Peer Review Writing Workshop Guidelines
How to Help Other Writers Revise
Successful writers revise their writing more than inexperienced ones. Students of writing often confuse revising with proofreading. Put simply, revising is the first and most significant step to improve how you convey your ideas. Revising addresses organization, content, and style. Proofreading is a second and necessary step to making the paper conform to accepted and understood language conventions. Proofreading addresses syntax: grammar, punctuation, and spelling.
When giving feedback to other writers in class, your main focus as a peer reviewer should be on revision. So you should discuss issues of organization, content, and style before looking at syntax.
Steps in a Peer Review Workshop
- Your group (ideally of 3 members) should focus on one paper at a time together.
- The writer should begin by explaining briefly what he/she is trying to do in the paper and what he/she wants help with.
- Next the writer should read the paper aloud. Reviewers should listen to get an overall sense of the paper and can take notes on what they think works and what doesn’t.
- Discuss your impressions with the writer. Begin with what he/she does well. Open ended questions such as “What did you mean by that” are generally more useful and less threatening than directives such as “You should change this in this way.” You can lead the writer toward coming up with his/her own solution.
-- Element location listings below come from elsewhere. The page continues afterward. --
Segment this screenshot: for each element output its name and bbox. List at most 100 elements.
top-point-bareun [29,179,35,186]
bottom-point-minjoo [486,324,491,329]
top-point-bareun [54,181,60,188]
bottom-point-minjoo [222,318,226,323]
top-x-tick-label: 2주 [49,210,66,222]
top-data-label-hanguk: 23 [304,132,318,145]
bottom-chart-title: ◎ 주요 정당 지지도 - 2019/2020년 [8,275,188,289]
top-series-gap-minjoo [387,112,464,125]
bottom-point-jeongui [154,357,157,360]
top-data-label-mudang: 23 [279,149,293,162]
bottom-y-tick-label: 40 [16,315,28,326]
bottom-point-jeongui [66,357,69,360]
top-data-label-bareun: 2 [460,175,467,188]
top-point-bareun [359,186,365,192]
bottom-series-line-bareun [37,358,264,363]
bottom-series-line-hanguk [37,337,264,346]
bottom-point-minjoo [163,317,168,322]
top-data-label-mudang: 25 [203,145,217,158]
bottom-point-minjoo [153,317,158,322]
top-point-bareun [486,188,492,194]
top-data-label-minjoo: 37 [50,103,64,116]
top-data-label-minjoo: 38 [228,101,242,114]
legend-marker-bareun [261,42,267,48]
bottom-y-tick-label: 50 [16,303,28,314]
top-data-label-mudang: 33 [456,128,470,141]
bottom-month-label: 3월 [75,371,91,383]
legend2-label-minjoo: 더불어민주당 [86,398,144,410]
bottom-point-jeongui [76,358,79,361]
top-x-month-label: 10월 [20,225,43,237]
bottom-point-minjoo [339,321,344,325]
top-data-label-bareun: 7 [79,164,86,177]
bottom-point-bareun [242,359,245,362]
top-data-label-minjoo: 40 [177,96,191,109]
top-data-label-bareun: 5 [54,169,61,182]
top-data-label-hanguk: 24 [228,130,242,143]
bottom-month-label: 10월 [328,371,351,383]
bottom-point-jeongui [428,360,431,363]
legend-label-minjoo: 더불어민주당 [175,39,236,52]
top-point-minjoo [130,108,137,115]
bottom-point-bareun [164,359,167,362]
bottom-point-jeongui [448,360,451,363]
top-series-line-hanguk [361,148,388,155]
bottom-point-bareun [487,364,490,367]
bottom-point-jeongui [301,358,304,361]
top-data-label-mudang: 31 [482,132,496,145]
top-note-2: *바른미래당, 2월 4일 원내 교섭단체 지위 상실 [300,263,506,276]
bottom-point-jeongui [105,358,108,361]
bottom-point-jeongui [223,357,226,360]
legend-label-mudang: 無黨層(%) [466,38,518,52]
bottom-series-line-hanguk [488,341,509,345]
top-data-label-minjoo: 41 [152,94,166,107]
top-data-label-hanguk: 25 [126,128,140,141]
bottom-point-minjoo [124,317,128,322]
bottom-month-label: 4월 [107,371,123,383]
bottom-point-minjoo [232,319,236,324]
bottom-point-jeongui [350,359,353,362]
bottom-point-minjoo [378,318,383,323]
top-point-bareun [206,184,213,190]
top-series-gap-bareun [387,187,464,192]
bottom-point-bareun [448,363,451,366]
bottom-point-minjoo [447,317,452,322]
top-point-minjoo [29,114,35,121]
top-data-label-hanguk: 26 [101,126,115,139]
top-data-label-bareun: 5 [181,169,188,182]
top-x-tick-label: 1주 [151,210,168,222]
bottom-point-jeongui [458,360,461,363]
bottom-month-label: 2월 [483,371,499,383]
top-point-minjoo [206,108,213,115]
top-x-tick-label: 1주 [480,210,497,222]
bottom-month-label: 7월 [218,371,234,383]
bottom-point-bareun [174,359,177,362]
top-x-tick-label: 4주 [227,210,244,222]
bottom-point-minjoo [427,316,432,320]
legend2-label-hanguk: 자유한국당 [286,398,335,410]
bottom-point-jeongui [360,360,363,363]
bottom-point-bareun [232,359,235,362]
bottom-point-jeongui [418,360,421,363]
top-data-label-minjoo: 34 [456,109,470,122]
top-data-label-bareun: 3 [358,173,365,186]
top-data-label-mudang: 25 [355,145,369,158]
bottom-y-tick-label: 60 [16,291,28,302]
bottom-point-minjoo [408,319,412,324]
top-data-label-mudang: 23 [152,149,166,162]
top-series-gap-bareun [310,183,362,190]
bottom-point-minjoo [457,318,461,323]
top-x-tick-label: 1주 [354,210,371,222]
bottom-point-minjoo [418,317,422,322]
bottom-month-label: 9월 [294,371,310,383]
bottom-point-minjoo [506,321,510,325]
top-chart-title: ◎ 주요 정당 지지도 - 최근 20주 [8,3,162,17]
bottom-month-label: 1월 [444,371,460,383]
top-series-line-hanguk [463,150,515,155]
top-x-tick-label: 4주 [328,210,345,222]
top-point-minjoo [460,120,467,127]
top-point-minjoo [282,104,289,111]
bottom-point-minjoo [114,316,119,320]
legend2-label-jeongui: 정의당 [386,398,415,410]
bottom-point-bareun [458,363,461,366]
Examples of some broad questions to consider:
- Does the paper satisfy the requirements of the assignment?
- Is there a topic sentence that introduces each paragraph, and do the sentences within the paragraph support the topic sentence?
- Are the paragraphs arranged in a logical order?
- Are the introduction and conclusion clear, do they connect to each other, and do they reflect the main point of the paper?
- Does the writer take a particular approach, have a unique style, or have an insightful analysis which makes the paper stronger? Should it be developed further?
- The reviewers should then be given a copy and should read the paper to themselves.
- Work together on proofreading. If you see something “doesn’t look right” or “doesn’t sound right” but you aren’t sure what the problem is, discuss it with the other students and find the rule in Hacker.
- Look for patterns of error. For example, note if the writer has several instances of using comma splices. Point out no more than 2-3 kinds of error; most people aren’t able to learn by looking at more than 3 in one sitting.
- Go over questions that your professor has given you and fill out peer review sheets if assigned. Give them to the writer when you’re finished.
Please remember: You are working to make each other better writers, not simply trying to make the papers better.